There we were at the Villa d'Este, she sketching me and I writing her in my mind's eye. Perhaps were good for each other. In the last few days she had started to get possessive about my time. I was beginning to distrust her, inventing reasons for myself to get away from her.
It was fear. She was cornering me. We would have to go to bed sooner or later. I couldn't leave it up to her. I would have to make the decisive step. After all, I was almost twenty-five years old. I'd have to go to bed with a woman some time. Shaw was forty, I had heard somewhere. But he had had ninety years to live through and more. And he probably never liked it anyway.
She wasn't my type. If I had a type. She was too stout and her face was too large. When you start inventing excuses like that, you know you're fooling yourself. After all, I could do it with any man. You never know about anybody until their clothes are off. A man's clothes never tell you all that much. Why should a woman's? All cats aren't grey in the dark. I hated myself. I was vulgar. She was a tender person, Joanna was. I knew that. She was powerful but anything could wound her. I must never wound her in any way.
Here she was sitting drawing me and giving me the look of a woman who wants a man. Why shouldn't I do that for her? Why should I be afraid? I was a born worrier. You always think you can make a tabula rasa and start all over again. You can keep up the illusions for about ten minutes. Then the same old fears and compulsions hit you.
Last night she had frightened me. We had had a delicious dinner in the old Jewish quarter. We had walked and walked until we were wonderfully tired and hungry. Then we found one of those little restaurants that jut out from nowhere. We sat down on the terrace and had a bottle of soave. Suave soave.
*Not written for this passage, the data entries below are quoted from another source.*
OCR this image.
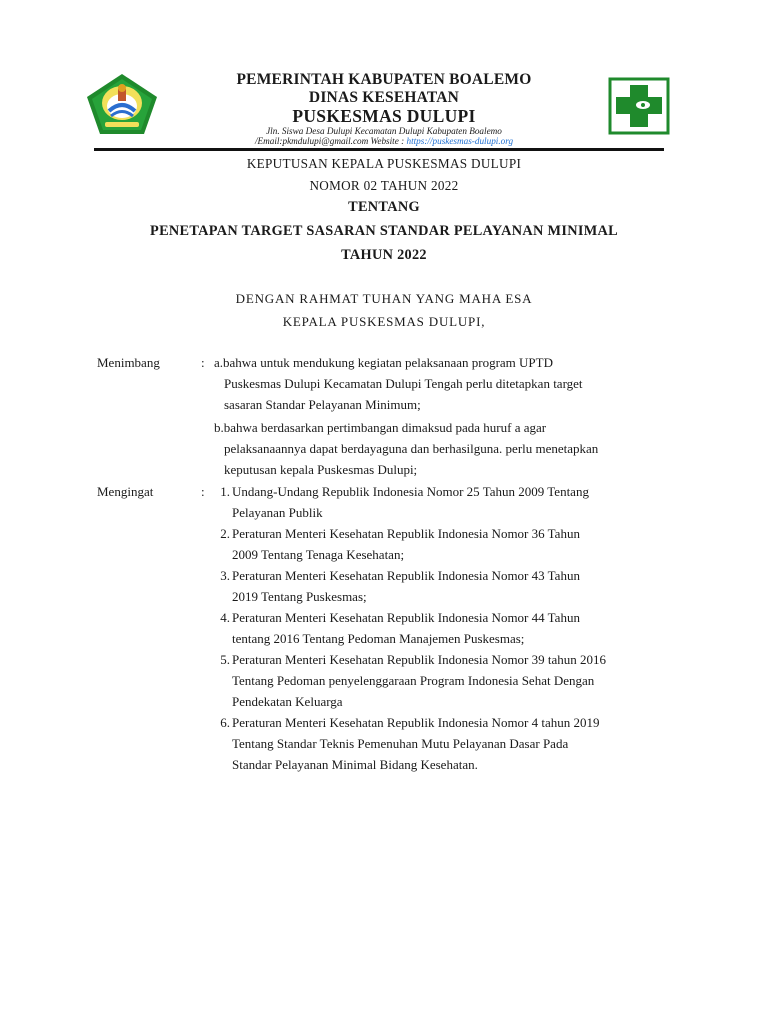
PEMERINTAH KABUPATEN BOALEMO
DINAS KESEHATAN
PUSKESMAS DULUPI
Jln. Siswa Desa Dulupi Kecamatan Dulupi Kabupaten Boalemo
/Email:pkmdulupi@gmail.com Website : https://puskesmas-dulupi.org
KEPUTUSAN KEPALA PUSKESMAS DULUPI
NOMOR 02 TAHUN 2022
TENTANG
PENETAPAN TARGET SASARAN STANDAR PELAYANAN MINIMAL
TAHUN 2022
DENGAN RAHMAT TUHAN YANG MAHA ESA
KEPALA PUSKESMAS DULUPI,
Menimbang	: a.bahwa untuk mendukung kegiatan pelaksanaan program UPTD
Puskesmas Dulupi Kecamatan Dulupi Tengah perlu ditetapkan target
sasaran Standar Pelayanan Minimum;
b.bahwa berdasarkan pertimbangan dimaksud pada huruf a agar
pelaksanaannya dapat berdayaguna dan berhasilguna. perlu menetapkan
keputusan kepala Puskesmas Dulupi;
Mengingat	:	1. Undang-Undang Republik Indonesia Nomor 25 Tahun 2009 Tentang
Pelayanan Publik
2. Peraturan Menteri Kesehatan Republik Indonesia Nomor 36 Tahun
2009 Tentang Tenaga Kesehatan;
3. Peraturan Menteri Kesehatan Republik Indonesia Nomor 43 Tahun
2019 Tentang Puskesmas;
4. Peraturan Menteri Kesehatan Republik Indonesia Nomor 44 Tahun
tentang 2016 Tentang Pedoman Manajemen Puskesmas;
5. Peraturan Menteri Kesehatan Republik Indonesia Nomor 39 tahun 2016
Tentang Pedoman penyelenggaraan Program Indonesia Sehat Dengan
Pendekatan Keluarga
6. Peraturan Menteri Kesehatan Republik Indonesia Nomor 4 tahun 2019
Tentang Standar Teknis Pemenuhan Mutu Pelayanan Dasar Pada
Standar Pelayanan Minimal Bidang Kesehatan.
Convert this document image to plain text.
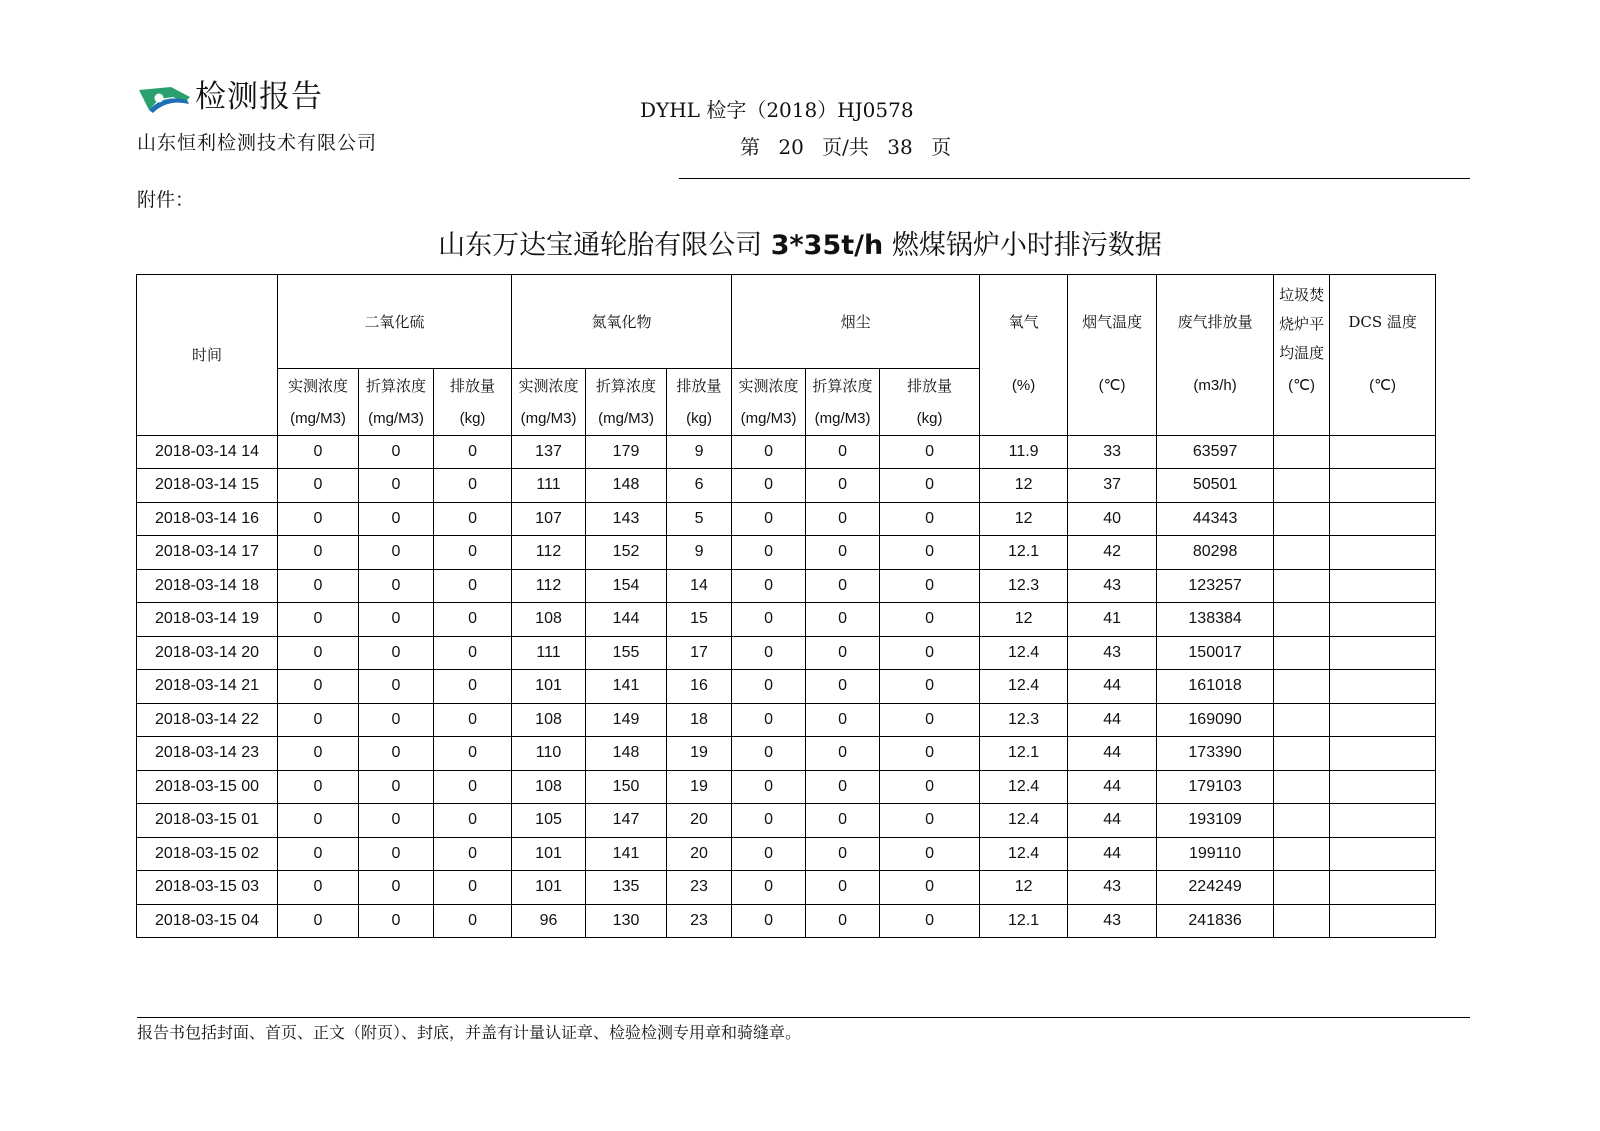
检测报告
山东恒利检测技术有限公司
DYHL 检字（2018）HJ0578
第 20 页/共 38 页
附件：
山东万达宝通轮胎有限公司 3*35t/h 燃煤锅炉小时排污数据
时间	二氧化硫			氮氧化物			烟尘			氧气	烟气温度	废气排放量	垃圾焚烧炉平均温度	DCS 温度
	实测浓度	折算浓度	排放量	实测浓度	折算浓度	排放量	实测浓度	折算浓度	排放量	(%)	(℃)	(m3/h)	(℃)	(℃)
	(mg/M3)	(mg/M3)	(kg)	(mg/M3)	(mg/M3)	(kg)	(mg/M3)	(mg/M3)	(kg)					
2018-03-14 14	0	0	0	137	179	9	0	0	0	11.9	33	63597		
2018-03-14 15	0	0	0	111	148	6	0	0	0	12	37	50501		
2018-03-14 16	0	0	0	107	143	5	0	0	0	12	40	44343		
2018-03-14 17	0	0	0	112	152	9	0	0	0	12.1	42	80298		
2018-03-14 18	0	0	0	112	154	14	0	0	0	12.3	43	123257		
2018-03-14 19	0	0	0	108	144	15	0	0	0	12	41	138384		
2018-03-14 20	0	0	0	111	155	17	0	0	0	12.4	43	150017		
2018-03-14 21	0	0	0	101	141	16	0	0	0	12.4	44	161018		
2018-03-14 22	0	0	0	108	149	18	0	0	0	12.3	44	169090		
2018-03-14 23	0	0	0	110	148	19	0	0	0	12.1	44	173390		
2018-03-15 00	0	0	0	108	150	19	0	0	0	12.4	44	179103		
2018-03-15 01	0	0	0	105	147	20	0	0	0	12.4	44	193109		
2018-03-15 02	0	0	0	101	141	20	0	0	0	12.4	44	199110		
2018-03-15 03	0	0	0	101	135	23	0	0	0	12	43	224249		
2018-03-15 04	0	0	0	96	130	23	0	0	0	12.1	43	241836		
报告书包括封面、首页、正文（附页）、封底，并盖有计量认证章、检验检测专用章和骑缝章。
Then she talked me into ordering the piccioncione alla diavola just to see what it would be like and the little squablette was as crispy as sin. A handsome street singer serenaded us, pouring his young Italian lungs out. If I had been there alone, I would have absorbed every ounce of his easy masculinity. But I averted my eyes. I tried not to notice his proud neck and wonderful stance. I took him in without suffering. For once I did not suffer because I could not possess. Her protection was there. I had my big girl with me. felt protected.
After a splendid meal, we lingered over our coffee and watched the dramatic Roman sky get darker and darker. We got up to walk when the warmth of the coffee no longer protected us from the slight chill of the evening. We waited for her elevator in the dark hall of her pensione. She kissed me. I knew she would be the one to do it. Her mouth was hungry and her tongue curled and inquired, kittenish, indiscreet, searching. She didn't kiss like a man. But her body was ample, warm, enveloping. We went very far, very quick. There we were, standing in the darkness near the elevator, and I went ahead and satisfied her with my finicky fingers, feeling masculine enough. Then she wanted to reciprocate and somebody came in and almost caught us. From then on they would come trooping in to the elevator almost every minute. We felt silly. She had asked me up to her room but I said I didn't want to compromise her with her omnipresent landlady. No use ruining reputations. She hadn't suggested coming up to my place. Modesty held her back. But I succeeded in angering her. She said that lots of people passed the first hurdles but failed the final exam. That frightened me. Frightened me as isolated fragments frighten you if you are a frightenable person. Why should a boy be frightened if he can't make it with a girl? He can always blame it on her.